なぜ、あんな場所に石積みの擁壁があるのか?

護岸工事ならばもう少し近代的な施工があるはず。

それに、何となく片洞門的に崖を削ったような痕跡もある…。


多分だが、これはあの「割石の高崖(たかはな)道」から続いてくる、「旧越中街道」の遺構ではないかと思う。
昭和28年版地形図には左岸伝いに一本の破線の道が描かれているので、きっとこれがそれだ。

神岡近辺の廃の懐は、まだまだ奥深いらしい…。




交差部…。


ひと言で言えば、やっぱりダメでした。

国道の路肩下の擁壁に遮られるように、軌道の路盤は瞬殺。
何ら交差の痕跡を留めては居なかったのである。

これが唯一の新発見というのでは、「わざわざ回を一回設けた」意味が薄いだろう。
罪滅ぼしではないが、ここから本当に暗くなるまで少しだけ、軌道跡を逆方向に辿ってみたいと思う。

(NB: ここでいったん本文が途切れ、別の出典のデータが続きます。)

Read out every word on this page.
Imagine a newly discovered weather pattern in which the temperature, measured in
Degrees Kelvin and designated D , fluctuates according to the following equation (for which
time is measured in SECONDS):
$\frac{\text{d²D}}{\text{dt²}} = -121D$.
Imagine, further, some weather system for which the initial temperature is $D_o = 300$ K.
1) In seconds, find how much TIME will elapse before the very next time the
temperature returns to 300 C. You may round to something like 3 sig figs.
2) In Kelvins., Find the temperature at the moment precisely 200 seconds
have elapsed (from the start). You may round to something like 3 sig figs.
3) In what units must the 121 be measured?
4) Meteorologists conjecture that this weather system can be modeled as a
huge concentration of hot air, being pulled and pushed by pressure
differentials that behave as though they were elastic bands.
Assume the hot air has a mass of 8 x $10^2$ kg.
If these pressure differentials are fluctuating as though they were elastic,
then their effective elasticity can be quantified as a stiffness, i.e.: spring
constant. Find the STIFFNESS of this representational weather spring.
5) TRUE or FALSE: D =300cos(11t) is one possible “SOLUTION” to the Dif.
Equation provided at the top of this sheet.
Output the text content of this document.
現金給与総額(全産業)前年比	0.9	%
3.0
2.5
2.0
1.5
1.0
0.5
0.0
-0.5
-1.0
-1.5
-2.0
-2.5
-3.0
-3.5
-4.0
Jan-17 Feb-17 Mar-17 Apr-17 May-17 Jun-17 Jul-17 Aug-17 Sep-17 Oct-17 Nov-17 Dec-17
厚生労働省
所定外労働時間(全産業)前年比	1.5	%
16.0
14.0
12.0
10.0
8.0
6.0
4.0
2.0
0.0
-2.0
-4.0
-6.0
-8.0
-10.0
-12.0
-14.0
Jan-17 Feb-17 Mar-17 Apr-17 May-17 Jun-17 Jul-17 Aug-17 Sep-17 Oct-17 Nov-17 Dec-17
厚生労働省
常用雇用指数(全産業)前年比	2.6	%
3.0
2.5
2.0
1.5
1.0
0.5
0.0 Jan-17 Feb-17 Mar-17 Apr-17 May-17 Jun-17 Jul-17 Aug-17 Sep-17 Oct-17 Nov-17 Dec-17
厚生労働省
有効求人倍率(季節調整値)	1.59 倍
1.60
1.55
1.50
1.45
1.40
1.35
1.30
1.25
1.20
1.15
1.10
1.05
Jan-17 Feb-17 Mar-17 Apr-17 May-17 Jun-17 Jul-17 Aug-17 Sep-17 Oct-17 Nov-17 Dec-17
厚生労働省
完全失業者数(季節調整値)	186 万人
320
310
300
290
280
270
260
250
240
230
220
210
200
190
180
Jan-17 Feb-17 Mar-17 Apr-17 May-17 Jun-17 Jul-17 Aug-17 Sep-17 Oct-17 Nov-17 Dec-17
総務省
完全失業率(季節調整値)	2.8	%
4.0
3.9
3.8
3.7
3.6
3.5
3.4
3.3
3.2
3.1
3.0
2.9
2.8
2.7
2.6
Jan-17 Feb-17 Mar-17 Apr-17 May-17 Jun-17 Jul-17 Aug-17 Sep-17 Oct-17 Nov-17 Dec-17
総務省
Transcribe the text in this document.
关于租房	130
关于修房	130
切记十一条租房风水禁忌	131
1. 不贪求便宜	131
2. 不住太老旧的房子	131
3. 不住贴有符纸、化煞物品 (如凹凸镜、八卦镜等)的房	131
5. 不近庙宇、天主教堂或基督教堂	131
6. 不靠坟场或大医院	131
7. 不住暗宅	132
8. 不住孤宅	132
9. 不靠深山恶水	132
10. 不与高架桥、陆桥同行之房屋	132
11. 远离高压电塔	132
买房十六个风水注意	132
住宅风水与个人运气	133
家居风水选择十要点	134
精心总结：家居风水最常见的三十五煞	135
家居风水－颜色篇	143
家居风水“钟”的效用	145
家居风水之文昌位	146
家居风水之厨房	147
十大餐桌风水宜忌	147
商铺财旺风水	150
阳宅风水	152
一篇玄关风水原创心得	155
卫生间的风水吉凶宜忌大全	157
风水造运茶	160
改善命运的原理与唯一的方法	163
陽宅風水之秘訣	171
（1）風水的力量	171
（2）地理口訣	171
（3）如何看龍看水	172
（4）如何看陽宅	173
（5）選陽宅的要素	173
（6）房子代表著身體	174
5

第二次探索の「東猪谷〜神岡」間における最後の実踏である。





交差地点から軌道跡を北へ向かって歩き始める。

…が、何もない。

遠目には軌道跡のラインと思っていたものが、実は国道の擁壁と斜面とが接する、ただそれだけの「ライン」だったのだ。
ますますしょぼくれた展開に涙。
文字通り、日が照っている間だけが今日の私の晴れ舞台だったか。
当然、責める相手もないことだが…。






いや!!

これは、遺構発見だ!

地味だけれど、明らかに人手の加わった自然物。
きっとこの下に軌道を通じていた、小さな片洞門のような構造物を発見!

しかも、なんかおかしな事になっている。






片洞門を形成していたはずの大岩には、巨大なコンクリートの支柱が“噛ませ”られていた。

その上にあるのは大胆に張り出した国道であり、軌道がかつて穿っただろう片洞門は、国道の安全のために“処理”されていた。

珍しい眺めだ。



柱の隙間を通って更に進むと、軌道跡は頭上の国道の影に怯えつつも、ひとときだけ鮮明さを取り戻した。

路肩は丸石の石垣で固められたり、または削り出されたままの絶壁になっていて見晴らしがいい。
そして、眼下には「神岡鉄道」のトンネルの出口と、それに連なる鉄橋が間近であった。

神岡鉄道の廃線跡は、鉄橋やトンネルの出入り口に簡単な柵が築かれているのが見えたが、その他はまさに現役の線路と何ら違うところはなく見えた。






神岡軌道と神岡鉄道。

神岡鉱山在るゆえに生まれ、無きゆえに廃止された2代の鉄道。

恐らくはその最も明瞭な立体交差地点である。




うっかり高感度モードを切った状態で撮影した写真。

すでに足元もおぼつかない状況で、ヘッドライトを点灯させて探索していた。

しかも、再び国道が張り出してきて軌道の進路を奪う。





失われた路盤を空想しながら、壁伝いを進む。

うち捨てられた路盤を土台に、国道だけがますます肥え太っていく様子は、現代を象徴する眺めのようであった。





18:14 《現在地》

国道の壁から解放されても、再び明瞭な路盤が現れることはなかった。
そこにあったのは、見渡す限り続く急斜面。
歩いて歩けないことはないだろうが、時間的にも、モチベーション的にも、この辺りが頃合い。

私は踵を返すと、そのままチャリも回収、一路車へ帰った。

こうして、多くの新発見と幾つかの課題を残して、第二次探索の“南方攻略”は終了した。
明日11月3日は、初めての“北方攻略”に着手する予定だ。
すなわち、昭和6年という極めて早い時期に廃止された、「東猪谷〜笹津間」の調査である。